Estos puntos explican por qué la mujer de la bandera iraní en Beirut no es un símbolo aislado, sino un indicador temprano de impacto humano. Más de 127.000 iraníes viven actualmente en campos de refugiados en el Líbano, según datos de la OIM actualizados en mayo de 2026. El acuerdo prevé un mecanismo de reasentamiento supervisado por la UNHCR, con financiación inicial de 450 millones de dólares.
Antecedentes: de la tensión a la negociación acelerada
Las conversaciones se reactivaron en marzo de 2026 tras el ataque a una base estadounidense en Jordania, atribuido a milicias respaldadas por Irán. La respuesta no fue militar, sino diplomática: una propuesta de tregua presentada por Suiza y respaldada por la Unión Europea y Omán. En menos de 72 horas, ambos gobiernos aceptaron una hoja de ruta de cinco fases, con plazos ajustados y verificación en tiempo real por la Agencia Internacional de Energía Atómica (AIEA).
Marco legal y riesgos de reversión
El acuerdo no tiene rango de tratado internacional, sino de acuerdo ejecutivo bilateral, lo que lo hace vulnerable a cambios de administración. En Estados Unidos, el Congreso podría bloquear el desbloqueo de fondos si considera que Irán incumple sus obligaciones. En Irán, el Consejo de Guardianes debe aprobar cualquier compromiso que afecte a la soberanía económica o militar —y aún no ha emitido dictamen.

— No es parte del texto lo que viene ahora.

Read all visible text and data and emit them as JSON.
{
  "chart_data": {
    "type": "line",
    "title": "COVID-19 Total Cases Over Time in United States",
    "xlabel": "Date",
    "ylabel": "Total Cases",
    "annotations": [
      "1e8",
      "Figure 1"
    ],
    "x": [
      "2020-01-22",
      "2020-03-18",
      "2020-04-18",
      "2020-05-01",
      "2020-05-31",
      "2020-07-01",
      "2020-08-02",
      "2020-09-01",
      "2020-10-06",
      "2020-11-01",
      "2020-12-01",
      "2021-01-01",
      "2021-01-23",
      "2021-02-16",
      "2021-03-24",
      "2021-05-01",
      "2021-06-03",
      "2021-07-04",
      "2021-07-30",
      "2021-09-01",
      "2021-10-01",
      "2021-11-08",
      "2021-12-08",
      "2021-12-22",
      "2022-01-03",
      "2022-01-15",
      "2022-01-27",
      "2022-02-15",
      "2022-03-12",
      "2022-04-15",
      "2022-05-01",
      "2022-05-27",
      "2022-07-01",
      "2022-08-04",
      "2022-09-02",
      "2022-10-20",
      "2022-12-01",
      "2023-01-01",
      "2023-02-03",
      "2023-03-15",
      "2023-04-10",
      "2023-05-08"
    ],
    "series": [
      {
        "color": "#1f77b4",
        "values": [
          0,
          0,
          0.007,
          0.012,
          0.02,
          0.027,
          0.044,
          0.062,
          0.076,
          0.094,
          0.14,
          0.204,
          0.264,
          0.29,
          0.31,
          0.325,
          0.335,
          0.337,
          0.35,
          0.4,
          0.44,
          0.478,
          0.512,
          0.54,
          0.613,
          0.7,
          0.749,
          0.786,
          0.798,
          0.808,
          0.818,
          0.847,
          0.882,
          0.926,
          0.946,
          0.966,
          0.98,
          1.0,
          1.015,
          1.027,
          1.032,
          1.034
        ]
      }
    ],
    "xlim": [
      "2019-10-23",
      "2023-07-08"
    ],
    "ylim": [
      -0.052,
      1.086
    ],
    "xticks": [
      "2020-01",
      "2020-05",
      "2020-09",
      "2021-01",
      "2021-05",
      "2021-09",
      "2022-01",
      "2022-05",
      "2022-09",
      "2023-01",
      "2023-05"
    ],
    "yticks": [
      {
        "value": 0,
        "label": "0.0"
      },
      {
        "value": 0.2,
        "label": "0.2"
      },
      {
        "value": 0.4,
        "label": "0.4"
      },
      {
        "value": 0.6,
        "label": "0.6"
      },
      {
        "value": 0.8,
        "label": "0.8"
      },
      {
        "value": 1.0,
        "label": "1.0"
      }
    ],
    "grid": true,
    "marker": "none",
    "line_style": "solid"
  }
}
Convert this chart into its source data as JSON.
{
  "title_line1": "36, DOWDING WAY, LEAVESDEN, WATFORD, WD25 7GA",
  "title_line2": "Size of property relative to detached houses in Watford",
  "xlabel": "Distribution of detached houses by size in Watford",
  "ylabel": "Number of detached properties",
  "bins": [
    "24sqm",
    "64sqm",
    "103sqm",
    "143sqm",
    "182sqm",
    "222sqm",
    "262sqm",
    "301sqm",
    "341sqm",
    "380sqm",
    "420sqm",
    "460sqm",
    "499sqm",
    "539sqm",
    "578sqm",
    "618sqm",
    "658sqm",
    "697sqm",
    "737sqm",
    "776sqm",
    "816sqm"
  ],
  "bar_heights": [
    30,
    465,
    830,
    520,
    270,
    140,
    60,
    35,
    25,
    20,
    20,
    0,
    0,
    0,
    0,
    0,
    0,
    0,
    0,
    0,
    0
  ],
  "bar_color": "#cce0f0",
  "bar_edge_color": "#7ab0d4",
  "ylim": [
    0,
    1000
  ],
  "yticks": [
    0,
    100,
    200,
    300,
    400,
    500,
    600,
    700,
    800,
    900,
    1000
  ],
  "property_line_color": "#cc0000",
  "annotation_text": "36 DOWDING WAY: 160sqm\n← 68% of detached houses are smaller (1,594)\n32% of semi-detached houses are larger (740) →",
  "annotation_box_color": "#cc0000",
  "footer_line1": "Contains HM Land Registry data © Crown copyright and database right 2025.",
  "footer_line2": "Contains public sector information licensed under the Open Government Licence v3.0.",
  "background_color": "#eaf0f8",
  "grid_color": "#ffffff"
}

Las consecuencias reales ya están en marcha
Aunque la ronda de Suiza esté en suspenso, los efectos se sienten. El precio del petróleo iraní en mercados secundarios ha subido un 14 % en 48 horas, y los bancos de Dubái han recibido más de 2.300 solicitudes de reapertura de cuentas iraníes. En el Líbano, las autoridades han activado un plan piloto para reubicar a 3.200 familias en el sur del país, con apoyo logístico de la UNHCR y fondos del Banco Mundial.
Claves del asunto
- El portavoz iraní Ismail Bagaei no confirmó la ronda de Suiza: solo dijo que «sigue barajándose».
- El acuerdo prevé el levantamiento de todas las sanciones estadounidenses, no solo las nucleares.
- Irán accedería a un fondo de 300.000 millones de dólares, pero solo tras verificación de cumplimiento.
- Más de 127.000 iraníes viven como refugiados en el Líbano, y el acuerdo incluye su retorno supervisado.
- El texto no es un tratado, sino un acuerdo ejecutivo, lo que lo hace políticamente frágil en ambos países.